Bolling brings "Reduce Red Tape" to Danville
Saturday, October 27, 2012
Danville Register Bee
Lt. Gov. Bill Bolling was in Danville on Friday holding one of the nine "Reduce Red Tape" roundtables he has scheduled around the state.
The goal of the series of discussions is to gather feedback from business owners and local officials on which state agencies are doing a good job at helping localities, mainly with job creation and economic development efforts - and which are making such efforts unnecessarily difficult, Bolling said.
Bolling gave the group some examples of issues his chief jobs creation office has been able to help straighten out, including glitch that almost stopped the new Williamsburg Pottery project: a stop light.

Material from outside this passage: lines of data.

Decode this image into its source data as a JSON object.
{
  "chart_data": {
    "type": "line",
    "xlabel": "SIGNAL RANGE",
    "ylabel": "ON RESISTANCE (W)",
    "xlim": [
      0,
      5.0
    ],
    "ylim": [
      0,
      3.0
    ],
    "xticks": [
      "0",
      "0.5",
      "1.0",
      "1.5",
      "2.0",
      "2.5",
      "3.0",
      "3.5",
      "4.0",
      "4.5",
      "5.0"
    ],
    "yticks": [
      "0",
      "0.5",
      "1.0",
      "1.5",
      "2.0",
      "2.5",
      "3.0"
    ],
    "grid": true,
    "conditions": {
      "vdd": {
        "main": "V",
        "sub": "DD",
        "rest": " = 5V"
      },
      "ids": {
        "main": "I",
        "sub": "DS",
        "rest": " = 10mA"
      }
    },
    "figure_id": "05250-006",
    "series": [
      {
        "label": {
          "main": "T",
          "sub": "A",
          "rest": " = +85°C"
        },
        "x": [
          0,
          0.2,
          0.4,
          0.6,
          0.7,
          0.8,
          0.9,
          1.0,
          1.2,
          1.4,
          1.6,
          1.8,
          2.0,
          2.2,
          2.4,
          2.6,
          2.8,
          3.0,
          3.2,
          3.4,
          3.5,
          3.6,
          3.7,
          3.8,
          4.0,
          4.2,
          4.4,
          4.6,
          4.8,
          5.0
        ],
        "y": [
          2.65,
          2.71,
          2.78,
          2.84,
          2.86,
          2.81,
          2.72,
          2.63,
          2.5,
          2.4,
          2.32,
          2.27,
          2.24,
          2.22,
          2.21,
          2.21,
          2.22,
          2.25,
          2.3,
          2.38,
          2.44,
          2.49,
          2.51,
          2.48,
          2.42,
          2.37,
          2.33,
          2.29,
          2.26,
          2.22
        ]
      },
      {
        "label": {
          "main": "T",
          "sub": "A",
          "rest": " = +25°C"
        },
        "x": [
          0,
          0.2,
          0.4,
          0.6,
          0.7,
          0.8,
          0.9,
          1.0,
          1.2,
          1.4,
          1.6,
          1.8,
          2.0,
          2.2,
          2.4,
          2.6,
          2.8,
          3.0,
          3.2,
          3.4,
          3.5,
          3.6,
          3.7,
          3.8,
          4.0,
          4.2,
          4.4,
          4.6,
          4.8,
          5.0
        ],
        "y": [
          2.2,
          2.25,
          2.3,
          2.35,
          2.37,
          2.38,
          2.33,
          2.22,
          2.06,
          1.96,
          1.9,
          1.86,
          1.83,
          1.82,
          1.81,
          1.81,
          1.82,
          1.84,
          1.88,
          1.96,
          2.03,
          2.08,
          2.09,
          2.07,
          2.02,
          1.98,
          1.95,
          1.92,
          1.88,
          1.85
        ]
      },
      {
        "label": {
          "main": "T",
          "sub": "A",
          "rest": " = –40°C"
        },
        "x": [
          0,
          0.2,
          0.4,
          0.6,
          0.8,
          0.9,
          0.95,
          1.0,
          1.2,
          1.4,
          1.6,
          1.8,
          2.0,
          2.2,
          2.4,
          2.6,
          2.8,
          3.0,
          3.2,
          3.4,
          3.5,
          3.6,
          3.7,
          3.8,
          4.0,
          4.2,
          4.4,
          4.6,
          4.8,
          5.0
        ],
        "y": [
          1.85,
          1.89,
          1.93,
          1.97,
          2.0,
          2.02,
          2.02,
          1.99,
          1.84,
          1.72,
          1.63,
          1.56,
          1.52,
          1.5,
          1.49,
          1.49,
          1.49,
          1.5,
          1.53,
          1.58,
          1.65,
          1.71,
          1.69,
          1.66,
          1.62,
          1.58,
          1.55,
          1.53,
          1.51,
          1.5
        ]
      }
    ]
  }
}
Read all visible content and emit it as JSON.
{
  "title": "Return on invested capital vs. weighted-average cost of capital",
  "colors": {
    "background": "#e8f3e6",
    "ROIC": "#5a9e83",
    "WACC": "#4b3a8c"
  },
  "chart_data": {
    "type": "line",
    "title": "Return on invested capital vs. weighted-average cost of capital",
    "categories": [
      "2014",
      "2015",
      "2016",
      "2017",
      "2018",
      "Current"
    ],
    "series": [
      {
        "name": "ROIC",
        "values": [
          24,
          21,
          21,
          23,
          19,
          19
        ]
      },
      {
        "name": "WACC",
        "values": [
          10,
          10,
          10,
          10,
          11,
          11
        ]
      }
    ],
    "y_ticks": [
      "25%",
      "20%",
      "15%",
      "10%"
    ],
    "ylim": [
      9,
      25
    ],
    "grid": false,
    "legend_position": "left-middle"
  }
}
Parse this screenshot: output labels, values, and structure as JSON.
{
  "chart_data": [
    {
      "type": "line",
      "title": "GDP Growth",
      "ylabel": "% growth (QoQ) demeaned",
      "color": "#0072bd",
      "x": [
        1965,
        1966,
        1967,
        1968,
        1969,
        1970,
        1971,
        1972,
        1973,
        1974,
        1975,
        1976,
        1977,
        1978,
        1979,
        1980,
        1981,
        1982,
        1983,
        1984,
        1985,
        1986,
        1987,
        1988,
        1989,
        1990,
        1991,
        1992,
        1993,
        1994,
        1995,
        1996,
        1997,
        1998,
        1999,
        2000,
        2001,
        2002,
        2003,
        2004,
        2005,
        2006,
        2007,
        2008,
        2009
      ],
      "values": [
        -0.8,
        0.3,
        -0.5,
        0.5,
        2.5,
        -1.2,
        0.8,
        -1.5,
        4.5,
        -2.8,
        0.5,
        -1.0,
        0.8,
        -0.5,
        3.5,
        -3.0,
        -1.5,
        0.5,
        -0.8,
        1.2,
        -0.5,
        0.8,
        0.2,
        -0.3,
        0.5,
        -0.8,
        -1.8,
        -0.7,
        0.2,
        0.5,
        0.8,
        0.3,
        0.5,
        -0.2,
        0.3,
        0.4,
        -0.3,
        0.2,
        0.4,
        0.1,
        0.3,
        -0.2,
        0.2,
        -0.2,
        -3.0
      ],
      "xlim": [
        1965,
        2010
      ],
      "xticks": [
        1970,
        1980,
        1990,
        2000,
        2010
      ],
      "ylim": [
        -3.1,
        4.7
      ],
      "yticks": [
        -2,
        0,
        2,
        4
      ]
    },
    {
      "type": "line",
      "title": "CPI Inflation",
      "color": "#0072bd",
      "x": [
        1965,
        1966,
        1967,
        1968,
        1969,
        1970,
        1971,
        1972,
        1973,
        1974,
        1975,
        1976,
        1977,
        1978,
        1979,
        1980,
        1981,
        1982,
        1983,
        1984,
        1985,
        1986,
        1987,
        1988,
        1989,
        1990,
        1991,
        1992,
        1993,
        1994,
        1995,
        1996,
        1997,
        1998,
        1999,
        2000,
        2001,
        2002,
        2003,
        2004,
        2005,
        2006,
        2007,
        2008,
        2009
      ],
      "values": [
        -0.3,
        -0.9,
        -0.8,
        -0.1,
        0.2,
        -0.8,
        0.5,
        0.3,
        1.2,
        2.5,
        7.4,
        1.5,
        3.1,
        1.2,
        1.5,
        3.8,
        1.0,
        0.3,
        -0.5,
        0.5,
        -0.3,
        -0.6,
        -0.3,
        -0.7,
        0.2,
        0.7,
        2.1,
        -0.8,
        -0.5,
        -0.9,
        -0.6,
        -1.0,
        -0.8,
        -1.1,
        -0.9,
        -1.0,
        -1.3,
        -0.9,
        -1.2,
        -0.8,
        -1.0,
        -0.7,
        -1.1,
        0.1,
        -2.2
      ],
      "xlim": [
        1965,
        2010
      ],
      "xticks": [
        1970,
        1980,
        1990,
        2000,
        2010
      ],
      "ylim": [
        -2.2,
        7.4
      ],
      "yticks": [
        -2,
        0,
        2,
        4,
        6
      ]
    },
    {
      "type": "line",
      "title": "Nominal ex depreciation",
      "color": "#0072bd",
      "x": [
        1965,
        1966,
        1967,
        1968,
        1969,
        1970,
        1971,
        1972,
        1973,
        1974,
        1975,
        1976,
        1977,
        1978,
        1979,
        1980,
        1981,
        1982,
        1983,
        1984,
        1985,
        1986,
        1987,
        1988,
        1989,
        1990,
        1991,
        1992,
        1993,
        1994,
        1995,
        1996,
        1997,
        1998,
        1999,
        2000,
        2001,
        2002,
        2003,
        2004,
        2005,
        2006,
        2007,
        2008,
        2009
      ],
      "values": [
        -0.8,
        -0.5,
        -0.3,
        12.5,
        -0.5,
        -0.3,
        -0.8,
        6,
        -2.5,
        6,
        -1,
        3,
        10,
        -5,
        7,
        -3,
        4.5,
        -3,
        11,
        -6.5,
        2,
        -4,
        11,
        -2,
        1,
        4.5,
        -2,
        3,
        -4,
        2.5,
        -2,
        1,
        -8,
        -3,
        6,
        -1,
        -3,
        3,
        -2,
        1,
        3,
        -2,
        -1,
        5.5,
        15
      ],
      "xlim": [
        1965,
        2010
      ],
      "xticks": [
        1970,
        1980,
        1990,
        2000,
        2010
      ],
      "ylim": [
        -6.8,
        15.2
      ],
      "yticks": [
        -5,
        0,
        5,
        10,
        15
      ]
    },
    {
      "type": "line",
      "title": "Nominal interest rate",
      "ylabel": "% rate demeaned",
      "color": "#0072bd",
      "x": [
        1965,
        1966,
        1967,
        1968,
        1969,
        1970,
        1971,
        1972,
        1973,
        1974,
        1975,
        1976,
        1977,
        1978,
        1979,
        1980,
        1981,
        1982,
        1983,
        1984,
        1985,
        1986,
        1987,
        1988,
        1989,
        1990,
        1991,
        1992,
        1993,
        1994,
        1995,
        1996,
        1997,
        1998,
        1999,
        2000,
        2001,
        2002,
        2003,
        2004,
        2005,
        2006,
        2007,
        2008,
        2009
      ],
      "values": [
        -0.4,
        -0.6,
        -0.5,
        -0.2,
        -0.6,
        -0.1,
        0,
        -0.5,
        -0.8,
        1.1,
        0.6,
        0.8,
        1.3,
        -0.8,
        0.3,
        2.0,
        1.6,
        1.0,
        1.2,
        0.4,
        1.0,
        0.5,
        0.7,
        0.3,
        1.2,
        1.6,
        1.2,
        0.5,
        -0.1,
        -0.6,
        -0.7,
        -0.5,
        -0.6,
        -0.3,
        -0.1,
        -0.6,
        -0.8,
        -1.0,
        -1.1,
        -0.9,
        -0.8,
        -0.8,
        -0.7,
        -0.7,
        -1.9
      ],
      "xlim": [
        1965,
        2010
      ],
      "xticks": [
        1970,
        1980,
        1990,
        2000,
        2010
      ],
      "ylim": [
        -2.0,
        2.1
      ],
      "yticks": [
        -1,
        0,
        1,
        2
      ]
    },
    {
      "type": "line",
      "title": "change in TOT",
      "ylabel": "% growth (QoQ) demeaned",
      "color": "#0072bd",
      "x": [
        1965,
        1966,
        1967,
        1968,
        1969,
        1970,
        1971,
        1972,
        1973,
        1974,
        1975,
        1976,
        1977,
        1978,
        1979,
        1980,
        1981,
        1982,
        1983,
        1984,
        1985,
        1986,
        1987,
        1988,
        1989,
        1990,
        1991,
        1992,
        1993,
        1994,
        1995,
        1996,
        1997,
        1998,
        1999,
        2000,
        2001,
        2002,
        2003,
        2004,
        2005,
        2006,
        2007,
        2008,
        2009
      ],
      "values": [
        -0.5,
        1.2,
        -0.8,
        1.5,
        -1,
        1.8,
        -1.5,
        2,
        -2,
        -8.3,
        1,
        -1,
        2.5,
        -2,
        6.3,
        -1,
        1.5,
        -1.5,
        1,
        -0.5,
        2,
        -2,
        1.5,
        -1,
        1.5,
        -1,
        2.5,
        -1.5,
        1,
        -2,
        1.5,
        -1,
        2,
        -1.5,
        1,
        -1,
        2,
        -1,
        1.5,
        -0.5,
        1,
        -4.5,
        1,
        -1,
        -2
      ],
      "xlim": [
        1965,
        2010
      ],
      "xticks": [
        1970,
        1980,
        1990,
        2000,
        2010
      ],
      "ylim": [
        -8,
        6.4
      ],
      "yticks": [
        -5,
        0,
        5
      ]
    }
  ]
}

The project needed a stop light installed for access and egress to the complex, Bolling said, but the Virginia Department of Transportation said placing one where the pottery developers wanted it would be 5 feet too close to the next traffic light on the road.
"A $30 million project, employing hundreds of people, almost didn't happen," Bolling said. "We got it done."
Comments ranged from a lack of state funding for Pre-K education (Ted Hodges of Clement & Wheatley noted that Virginia has only budgeted $1.5 million for its Smart Beginnings program, and Charles Majors, chairman of the board at American National Bank, compared that to the $250 million North Carolina budgets for similar programs) and job training.
Karl Stauber, CEO of the Danville Regional Foundation, said the region lacks a true Interstate highway, which would help in job recruitment. He recommended the state find a road that North Carolina legislators would like to see improved as an interstate they would connect to, and bargain with them to get one completed on both sides of the border here in exchange.
Lynwood Wright, of the Danville Economic Development Department, said some agencies simply take too long to respond to development needs.
Wright said a project in Danville - an industrial site that is being developed for a 90-job project that will pay $45,000-$48,000 a year - is being slowed down by the Army Corps of Engineers and the Virginia Department of Historic Resources.
"If we complain, we're told we're ambivalent on historic resources, or we don't care about the environment or water," Wright said. "I realize we both have to give a bit ¿ but the real problem here is a loss of time."
Bolling asked Wright to send him specifics on the hold-up, but said the Army Corps of Engineers is a federal agency that is "a real problem" on many projects.
Bolling said he called the Corps on one project that was stalled and was told there were "substantial waters of the commonwealth" at the site.
"They're drainage ditches," he said, noting that some federal agencies are "crushing efforts in Virginia."
After 90 minutes of discussion, the roundtable ended. Bolling said all the comments from the different roundtables would be compiled and used to create next year's legislative agenda.
"We want to cut red tape," Bolling said.